Version 0.18 of the spec has been released (release notes).
The reference implementations have been updated to conform.
Several other changes of note:
The spec, javascript implementation, and C implementation now all live in separate repositories.
The license for the reference implementations has been changed to the 2-clause BSD license.
The dingus now uses the ACE editor and provides scroll sync and highlighting of the part of the rendered document corresponding to cursor position in the source.
Both implementations now offer an option for “smart punctuation” (straight quotes to curly quotes, -- and --- to en and em- dashes, ... to ellipses).
Will specification for “smart punctuation” be published?
It really should be, and the test suite (test/smart_punct.txt in cmark) could be amplified to a spec. But this is not part of official CommonMark syntax at this point, so not part of the main spec.
Specifically interesting questions.
When " is converted to open curly quote and when to closed?
Quotes work much like emphasis markers. We try to pair right-flanking ones with left-flanking ones. Unmatched single quotes are treated as right quotes. This gives good results for, e.g.
'Tis the season to be 'jolly'.
(Most smartypants filters I have seen will incorrectly make the single quote before Tis into a left single quote.)
Is — always converted to em-dash?
Yes. However, note that punctuation that is backslash-escaped will not be made “smart.”
(Most smartypants filters I have seen will incorrectly make the
single quote before Tis into a left single quote.)

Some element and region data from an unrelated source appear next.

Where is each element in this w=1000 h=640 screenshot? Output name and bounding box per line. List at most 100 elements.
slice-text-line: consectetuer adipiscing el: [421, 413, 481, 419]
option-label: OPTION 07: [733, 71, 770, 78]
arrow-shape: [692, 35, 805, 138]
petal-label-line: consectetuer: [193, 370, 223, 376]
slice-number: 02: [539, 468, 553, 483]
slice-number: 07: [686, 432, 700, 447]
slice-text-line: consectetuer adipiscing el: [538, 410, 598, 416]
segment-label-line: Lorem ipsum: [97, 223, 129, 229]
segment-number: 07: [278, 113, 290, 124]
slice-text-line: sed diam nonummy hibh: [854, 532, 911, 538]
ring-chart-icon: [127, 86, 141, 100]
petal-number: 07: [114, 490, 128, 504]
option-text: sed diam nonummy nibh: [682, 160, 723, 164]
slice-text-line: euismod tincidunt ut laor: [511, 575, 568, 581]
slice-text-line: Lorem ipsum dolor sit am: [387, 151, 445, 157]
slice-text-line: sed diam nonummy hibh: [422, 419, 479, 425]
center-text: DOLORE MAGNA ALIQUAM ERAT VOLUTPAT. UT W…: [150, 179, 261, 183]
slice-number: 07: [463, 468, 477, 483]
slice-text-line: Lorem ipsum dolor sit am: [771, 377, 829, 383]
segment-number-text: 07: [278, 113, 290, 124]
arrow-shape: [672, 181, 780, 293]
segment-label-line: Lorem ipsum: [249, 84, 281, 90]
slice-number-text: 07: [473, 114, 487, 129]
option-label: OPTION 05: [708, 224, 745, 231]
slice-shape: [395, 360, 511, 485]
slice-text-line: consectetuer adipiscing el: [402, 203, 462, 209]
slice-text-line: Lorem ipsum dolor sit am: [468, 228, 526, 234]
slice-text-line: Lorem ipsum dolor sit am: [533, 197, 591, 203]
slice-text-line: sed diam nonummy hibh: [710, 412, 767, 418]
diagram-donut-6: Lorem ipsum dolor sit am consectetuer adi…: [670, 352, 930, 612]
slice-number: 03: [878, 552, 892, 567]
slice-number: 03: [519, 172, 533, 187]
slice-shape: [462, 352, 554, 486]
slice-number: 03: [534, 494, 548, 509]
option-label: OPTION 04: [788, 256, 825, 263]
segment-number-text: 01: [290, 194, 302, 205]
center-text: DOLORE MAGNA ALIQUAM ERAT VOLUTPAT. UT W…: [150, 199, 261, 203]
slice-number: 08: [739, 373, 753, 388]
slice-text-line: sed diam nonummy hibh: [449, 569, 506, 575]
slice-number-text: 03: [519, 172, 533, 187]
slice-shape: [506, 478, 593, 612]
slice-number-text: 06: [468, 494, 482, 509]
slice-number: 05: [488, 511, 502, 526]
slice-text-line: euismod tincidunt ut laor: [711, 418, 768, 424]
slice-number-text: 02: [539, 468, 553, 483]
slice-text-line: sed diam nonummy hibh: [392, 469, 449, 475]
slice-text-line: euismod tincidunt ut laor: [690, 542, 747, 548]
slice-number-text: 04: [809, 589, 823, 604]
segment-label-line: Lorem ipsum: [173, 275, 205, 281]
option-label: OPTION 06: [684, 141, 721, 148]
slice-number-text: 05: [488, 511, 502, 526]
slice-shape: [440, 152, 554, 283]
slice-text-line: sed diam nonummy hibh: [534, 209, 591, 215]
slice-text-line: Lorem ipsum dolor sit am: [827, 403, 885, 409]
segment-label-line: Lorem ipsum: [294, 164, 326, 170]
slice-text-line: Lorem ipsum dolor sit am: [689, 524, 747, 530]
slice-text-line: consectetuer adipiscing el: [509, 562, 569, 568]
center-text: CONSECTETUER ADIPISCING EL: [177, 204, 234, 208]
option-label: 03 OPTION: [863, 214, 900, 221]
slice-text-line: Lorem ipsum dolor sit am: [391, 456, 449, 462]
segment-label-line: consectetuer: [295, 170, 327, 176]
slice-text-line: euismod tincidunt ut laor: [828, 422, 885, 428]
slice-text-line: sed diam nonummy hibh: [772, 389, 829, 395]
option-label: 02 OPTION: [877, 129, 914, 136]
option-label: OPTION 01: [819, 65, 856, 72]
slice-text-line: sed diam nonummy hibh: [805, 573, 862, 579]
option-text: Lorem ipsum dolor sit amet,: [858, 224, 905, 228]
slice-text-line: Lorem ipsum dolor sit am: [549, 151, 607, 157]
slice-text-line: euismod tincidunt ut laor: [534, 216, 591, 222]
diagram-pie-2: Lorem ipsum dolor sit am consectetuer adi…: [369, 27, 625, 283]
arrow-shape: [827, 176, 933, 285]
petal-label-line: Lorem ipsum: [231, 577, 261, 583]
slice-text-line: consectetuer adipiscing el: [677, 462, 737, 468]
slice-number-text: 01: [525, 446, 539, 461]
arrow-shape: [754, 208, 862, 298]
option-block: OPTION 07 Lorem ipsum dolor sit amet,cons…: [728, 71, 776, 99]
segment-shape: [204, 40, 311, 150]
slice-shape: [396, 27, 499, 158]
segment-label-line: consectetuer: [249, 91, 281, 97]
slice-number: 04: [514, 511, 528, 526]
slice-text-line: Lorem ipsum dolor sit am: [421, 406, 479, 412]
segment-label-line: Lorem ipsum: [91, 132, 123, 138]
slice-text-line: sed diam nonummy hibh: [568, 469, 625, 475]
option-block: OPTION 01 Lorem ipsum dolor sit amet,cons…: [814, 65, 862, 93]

That’s because contractions are a more common use case than unpaired
left quotation marks.
Sorry, I’m not sure I follow. Yes, contractions are more common, but in contractions you should have a right single quote, whether it occurs inside a word (it’s) or at the beginning (’tis). Left single quote should only be used when you have a matched pair. cmark gets this right, and most others get it wrong, because they don’t try to match quotes.